Bisnis.com, JAKARTA - Kendati telah mengantongi restu dari seluruh fraksi di Komisi VI, RUU Perdagangan masih dikecam dan menuai kritik dari banyak kalangan, yang menilai rumusan di dalam draf tersebut berpeluang besar mengancam perlindungan terhadap perdagangan nasional di tengah era liberalisasi.
“RUU perdagangan ni masih mengadopsi aturan perjanjian WTO, sehingga bisa dipastikan RUU ini tidak akan mampu menghentikan dampak buruk perdagangan bebas, seperti ketentuan perlindungan dan pengamanan perdagangan tetap mengacu pada ketentuan GATT tentang anti dumping, safeguard, dan tindakan balasan subsidi,” ujar Direktur Indonesia for Global Justice (IGJ) Riza Damanik, Senin (10/2/2014).

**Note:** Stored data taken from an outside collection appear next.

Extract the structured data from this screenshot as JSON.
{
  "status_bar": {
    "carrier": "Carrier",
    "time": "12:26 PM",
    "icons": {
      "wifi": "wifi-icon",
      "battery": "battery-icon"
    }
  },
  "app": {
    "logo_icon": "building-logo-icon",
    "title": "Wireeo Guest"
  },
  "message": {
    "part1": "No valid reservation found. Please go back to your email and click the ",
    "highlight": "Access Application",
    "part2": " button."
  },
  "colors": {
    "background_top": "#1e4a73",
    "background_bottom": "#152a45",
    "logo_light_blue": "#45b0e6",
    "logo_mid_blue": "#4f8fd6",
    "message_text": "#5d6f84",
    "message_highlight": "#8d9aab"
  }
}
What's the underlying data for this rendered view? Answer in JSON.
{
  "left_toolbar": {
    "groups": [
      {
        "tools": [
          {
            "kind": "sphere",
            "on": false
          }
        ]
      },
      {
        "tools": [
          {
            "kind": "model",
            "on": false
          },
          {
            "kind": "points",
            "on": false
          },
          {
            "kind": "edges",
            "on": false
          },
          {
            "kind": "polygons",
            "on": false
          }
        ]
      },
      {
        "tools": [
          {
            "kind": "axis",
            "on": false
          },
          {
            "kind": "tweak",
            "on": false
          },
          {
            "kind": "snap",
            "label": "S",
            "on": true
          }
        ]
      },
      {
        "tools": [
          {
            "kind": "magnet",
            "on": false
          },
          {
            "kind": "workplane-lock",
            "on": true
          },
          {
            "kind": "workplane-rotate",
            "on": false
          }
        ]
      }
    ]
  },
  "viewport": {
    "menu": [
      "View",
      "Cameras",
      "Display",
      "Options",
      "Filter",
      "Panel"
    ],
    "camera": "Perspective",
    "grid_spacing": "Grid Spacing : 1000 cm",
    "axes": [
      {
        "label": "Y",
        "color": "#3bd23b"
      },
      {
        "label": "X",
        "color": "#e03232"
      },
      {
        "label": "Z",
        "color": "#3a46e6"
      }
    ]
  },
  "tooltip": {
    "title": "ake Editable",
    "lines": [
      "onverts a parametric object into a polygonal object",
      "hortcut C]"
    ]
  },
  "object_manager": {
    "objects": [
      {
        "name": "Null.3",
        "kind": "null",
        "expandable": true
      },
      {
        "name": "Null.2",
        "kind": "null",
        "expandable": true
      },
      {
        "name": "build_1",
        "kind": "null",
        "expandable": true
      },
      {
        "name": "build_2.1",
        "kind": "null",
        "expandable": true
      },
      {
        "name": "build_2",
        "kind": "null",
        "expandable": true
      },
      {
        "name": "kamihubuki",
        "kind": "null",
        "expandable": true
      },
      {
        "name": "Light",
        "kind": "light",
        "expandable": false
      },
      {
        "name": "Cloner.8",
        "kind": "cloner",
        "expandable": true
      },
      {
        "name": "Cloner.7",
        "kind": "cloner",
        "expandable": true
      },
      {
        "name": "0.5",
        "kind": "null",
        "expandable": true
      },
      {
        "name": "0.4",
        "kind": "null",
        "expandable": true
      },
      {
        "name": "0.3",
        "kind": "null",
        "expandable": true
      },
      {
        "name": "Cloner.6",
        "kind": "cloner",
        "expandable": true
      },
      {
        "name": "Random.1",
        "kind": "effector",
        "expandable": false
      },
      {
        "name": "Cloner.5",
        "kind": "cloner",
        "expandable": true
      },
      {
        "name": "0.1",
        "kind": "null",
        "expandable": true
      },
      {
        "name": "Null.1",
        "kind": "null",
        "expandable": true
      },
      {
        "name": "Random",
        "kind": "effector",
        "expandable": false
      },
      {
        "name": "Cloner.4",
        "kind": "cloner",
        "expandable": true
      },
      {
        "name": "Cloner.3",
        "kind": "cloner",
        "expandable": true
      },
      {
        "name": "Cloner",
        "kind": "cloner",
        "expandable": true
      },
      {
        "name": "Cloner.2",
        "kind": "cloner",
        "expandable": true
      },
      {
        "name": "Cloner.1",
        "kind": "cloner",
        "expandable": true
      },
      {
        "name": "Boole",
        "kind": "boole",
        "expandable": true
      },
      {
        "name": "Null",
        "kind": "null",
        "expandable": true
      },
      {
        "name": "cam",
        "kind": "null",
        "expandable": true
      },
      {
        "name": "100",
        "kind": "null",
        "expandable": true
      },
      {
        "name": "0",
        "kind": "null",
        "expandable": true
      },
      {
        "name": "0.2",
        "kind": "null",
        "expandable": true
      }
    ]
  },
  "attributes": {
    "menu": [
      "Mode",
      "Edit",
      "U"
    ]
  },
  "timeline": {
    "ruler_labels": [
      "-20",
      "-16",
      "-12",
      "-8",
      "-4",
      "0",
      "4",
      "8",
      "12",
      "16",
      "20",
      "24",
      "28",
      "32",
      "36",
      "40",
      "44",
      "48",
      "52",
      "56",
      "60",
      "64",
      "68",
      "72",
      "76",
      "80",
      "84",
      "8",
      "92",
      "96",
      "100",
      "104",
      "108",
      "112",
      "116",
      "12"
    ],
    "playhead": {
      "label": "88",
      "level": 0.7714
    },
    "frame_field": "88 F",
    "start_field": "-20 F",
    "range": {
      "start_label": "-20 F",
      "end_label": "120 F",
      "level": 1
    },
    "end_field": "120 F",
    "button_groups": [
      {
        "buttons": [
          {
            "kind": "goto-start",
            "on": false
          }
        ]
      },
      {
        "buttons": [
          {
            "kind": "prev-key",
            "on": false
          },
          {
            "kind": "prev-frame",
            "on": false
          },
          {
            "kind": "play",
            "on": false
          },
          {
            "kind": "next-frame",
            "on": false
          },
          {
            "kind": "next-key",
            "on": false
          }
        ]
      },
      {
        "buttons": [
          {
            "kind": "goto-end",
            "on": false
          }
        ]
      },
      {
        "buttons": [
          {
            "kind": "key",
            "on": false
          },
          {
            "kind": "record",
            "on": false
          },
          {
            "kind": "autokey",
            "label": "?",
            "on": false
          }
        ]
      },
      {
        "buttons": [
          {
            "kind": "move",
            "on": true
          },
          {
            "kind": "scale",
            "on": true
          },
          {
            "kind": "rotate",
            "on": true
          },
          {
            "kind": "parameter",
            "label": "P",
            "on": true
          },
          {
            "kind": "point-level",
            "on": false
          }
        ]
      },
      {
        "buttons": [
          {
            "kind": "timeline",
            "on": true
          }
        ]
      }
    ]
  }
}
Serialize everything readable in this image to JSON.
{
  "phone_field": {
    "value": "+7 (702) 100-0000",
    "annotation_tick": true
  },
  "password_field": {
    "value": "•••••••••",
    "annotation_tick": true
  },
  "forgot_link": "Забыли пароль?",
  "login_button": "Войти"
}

Menurutnya, RUU Perdagangan juga tidak dibuat untuk mengoreksi komitmen yang telah diikatkan indonesia di berbagai perjanjian perdagangan bebas yang telah merugikan Indonesia. Bahkan, kata Riza, RUU tersebut dibuat selaras dengan ketentuan-ketentuan perjanjian internasional.
“Oleh karena itu, keterlibatan DPR RI dalam meratifikasi perjanjian perdagangan internasional tidak akan signifikan selama DPR tidak diberikan kewenangan untuk mengevaluasi dan mengoreksi perjanjian perdagangan bebas,” imbuhnya.
Di lain pihak, Ketua Berdikari Indonesia Waskito Giri juga menuntut penundaan pengesahan RUU Perdagangan karena dinilai masih bertendensi pada paham liberalisme dan mengabdi pada mekanisme pasar.
“Ini terlihat dari ketentuan mengenai azas equal-treatment [kesamaan perlakuan] yang memberikan kesetaraan kesempatan dan kedudukan dalam kegiatan usaha pada setiap pelaku usaha [baik nasional maupun asing],” tegas Waskito.
Konsekuensi dari ketentuan itu, lanjutnya, akan menutup ruang bagi pemerintah untuk memberikan proteks kepada pelaku usaha nasional, terutama pelaku usaha kecil dan menengah, yang notabene masih membutuhkan dukungan agar dapat bersaing.”
Selain itu, dia menyoroti persoalan standarisasi barang dan jasa yang dikhawatirkan dapat merugikan posisi kepentingan nasional Indonesia.